– Вот еще что… – внезапно вспомнил Малько, хлопнув себя по лбу. Он и впрямь забыл, о чем рассказала ему за завтраком Женечка. Быть может, он и ошибается, и эта история никак не связана с делом Берты Ромих и убийством Людмилы Савченко, но слишком уж необычный клиент попался молоденькой и хорошенькой маникюрше… – У одной моей знакомой, которую зовут Женя Зима, есть приятельница по имени Лариса. Обе девушки работают маникюршами в салоне красоты. И вот, представь, у одной из этих девушек, Ларисы, появляется не так давно необыкновенный клиент. Зовут его Валентином, ему за пятьдесят…
– И что же в этом необыкновенного? Думаешь, мужики не делают маникюр?
– Сегодня утром я уже слышал эту фразу… Дело в том, что раньше я как-то не задумывался над этим, но после того, как мне рассказали об этом клиенте, я подумал, что это даже правильно…
– Что ты хочешь этим сказать? – Видно было, что Севостьянов не был заинтересован в продолжении разговора: он сидел как на иголках из-за ожидаемого приезда Шеффера, который одним своим видом наводил страх на рядовых оперов и даже следователей прокуратуры. Все знали о дружбе Шеффера с Райским – человеком, к мнению которого прислушивались кремлевские чиновники.
– А то, что у этого господина длинные ногти.
– Ну и что? – Севостьянов не улавливал основного.
– А то, что у него ОЧЕНЬ ДЛИННЫЕ НОГТИ. Их полируют и покрывают бесцветным лаком. Вот скажи, ты видел когда-нибудь мужчину с очень длинными ногтями?
– Да я вообще никогда не замечаю ногти на мужских руках.
– Правильно. А почему? Да потому, что тебе и в голову не придет смотреть на них. Но если у человека длинные ногти, значит, это позволяет его образ жизни. То есть он не занимается физическим трудом, он вообще редко что делает руками… Стало быть, это человек умственного труда.
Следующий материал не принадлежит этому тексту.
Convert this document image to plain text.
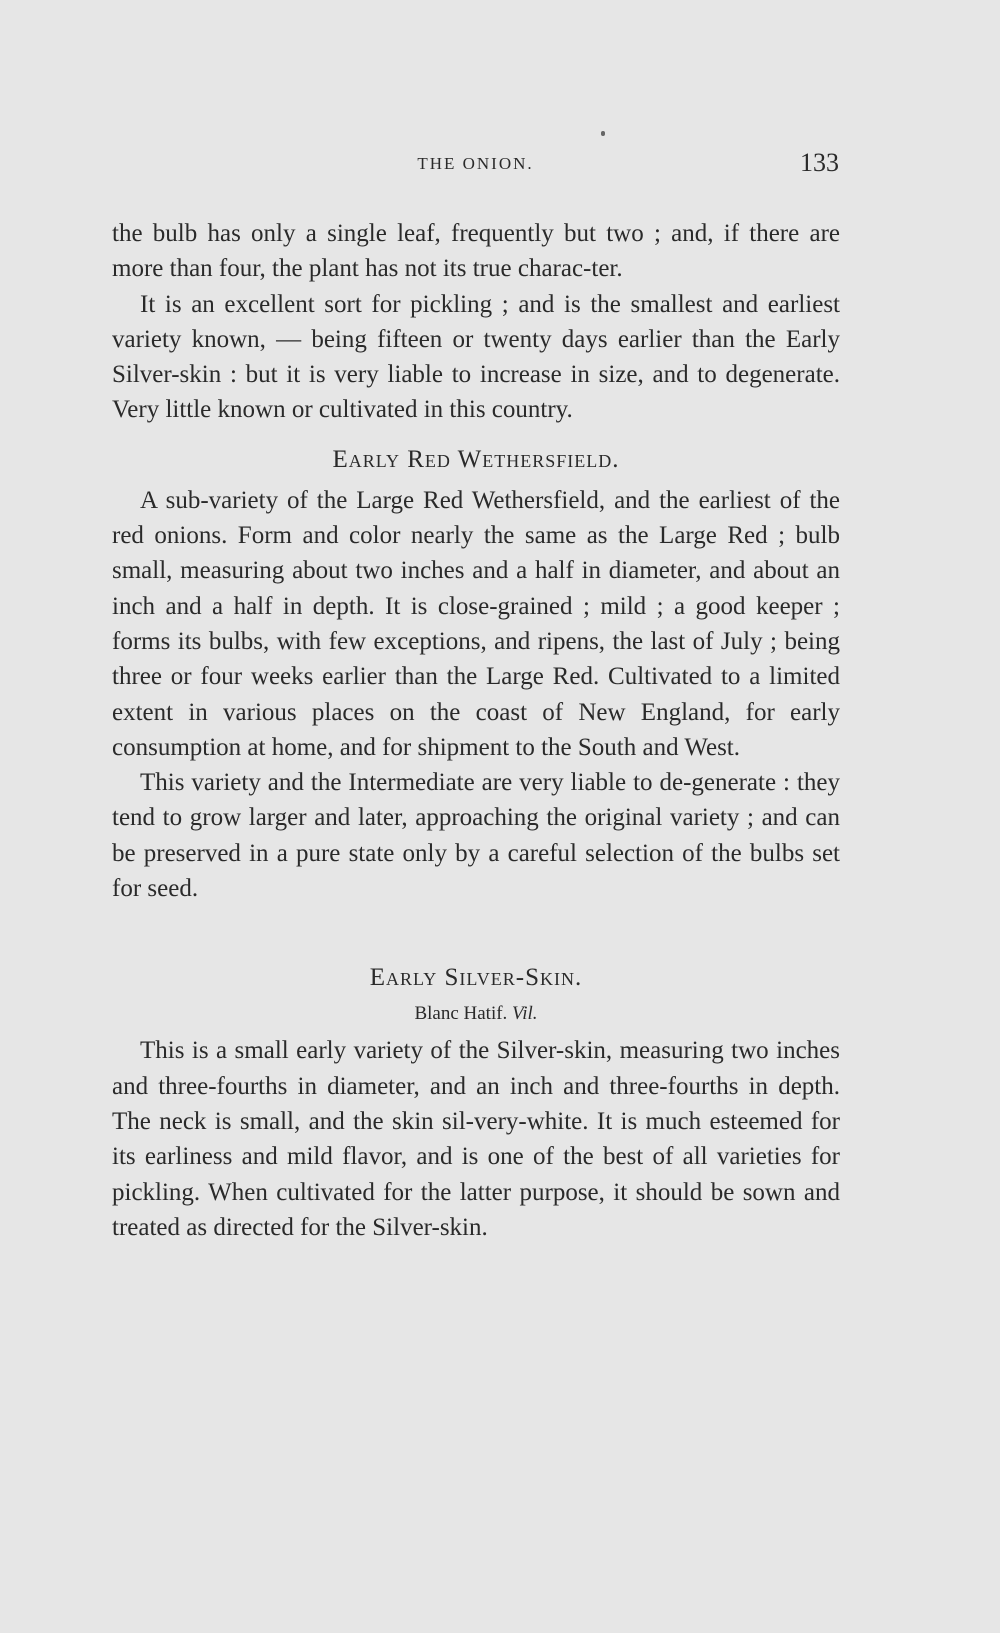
THE ONION.	133

the bulb has only a single leaf, frequently but two ; and, if there are more than four, the plant has not its true charac-ter.

It is an excellent sort for pickling ; and is the smallest and earliest variety known, — being fifteen or twenty days earlier than the Early Silver-skin : but it is very liable to increase in size, and to degenerate. Very little known or cultivated in this country.

Early Red Wethersfield.

A sub-variety of the Large Red Wethersfield, and the earliest of the red onions. Form and color nearly the same as the Large Red ; bulb small, measuring about two inches and a half in diameter, and about an inch and a half in depth. It is close-grained ; mild ; a good keeper ; forms its bulbs, with few exceptions, and ripens, the last of July ; being three or four weeks earlier than the Large Red. Cultivated to a limited extent in various places on the coast of New England, for early consumption at home, and for shipment to the South and West.

This variety and the Intermediate are very liable to de-generate : they tend to grow larger and later, approaching the original variety ; and can be preserved in a pure state only by a careful selection of the bulbs set for seed.

Early Silver-Skin.
Blanc Hatif. Vil.

This is a small early variety of the Silver-skin, measuring two inches and three-fourths in diameter, and an inch and three-fourths in depth. The neck is small, and the skin sil-very-white. It is much esteemed for its earliness and mild flavor, and is one of the best of all varieties for pickling. When cultivated for the latter purpose, it should be sown and treated as directed for the Silver-skin.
Интеллигент, пижон, эстет…
– Извращенец!
– Правильно! – Малько даже подскочил и поднял вверх указательный палец. – Вот и я об этом же подумал… Но все дело в том, что вчера девушка по имени Лариса на работу не вышла, и обслуживать этого странного клиента, а точнее, обрабатывать ему ногти пришлось моей знакомой по имени…
– ..Зима, это я запомнил.
– Совершенно верно. Так вот: когда она вычищала грязь из-под его ногтей, там была.., запекшаяся кровь! И кусочки кожи. Это она мне так сказала.
– Ну и что дальше-то?
– А то, что твою свояченицу кто-то поцарапал, так? Ты же сам рассказывал, что ей разодрали всю спину… Вот я и подумал: а что, если это сделал как раз этот Валентин? Может, у него хобби такое: царапать нежную девичью кожу?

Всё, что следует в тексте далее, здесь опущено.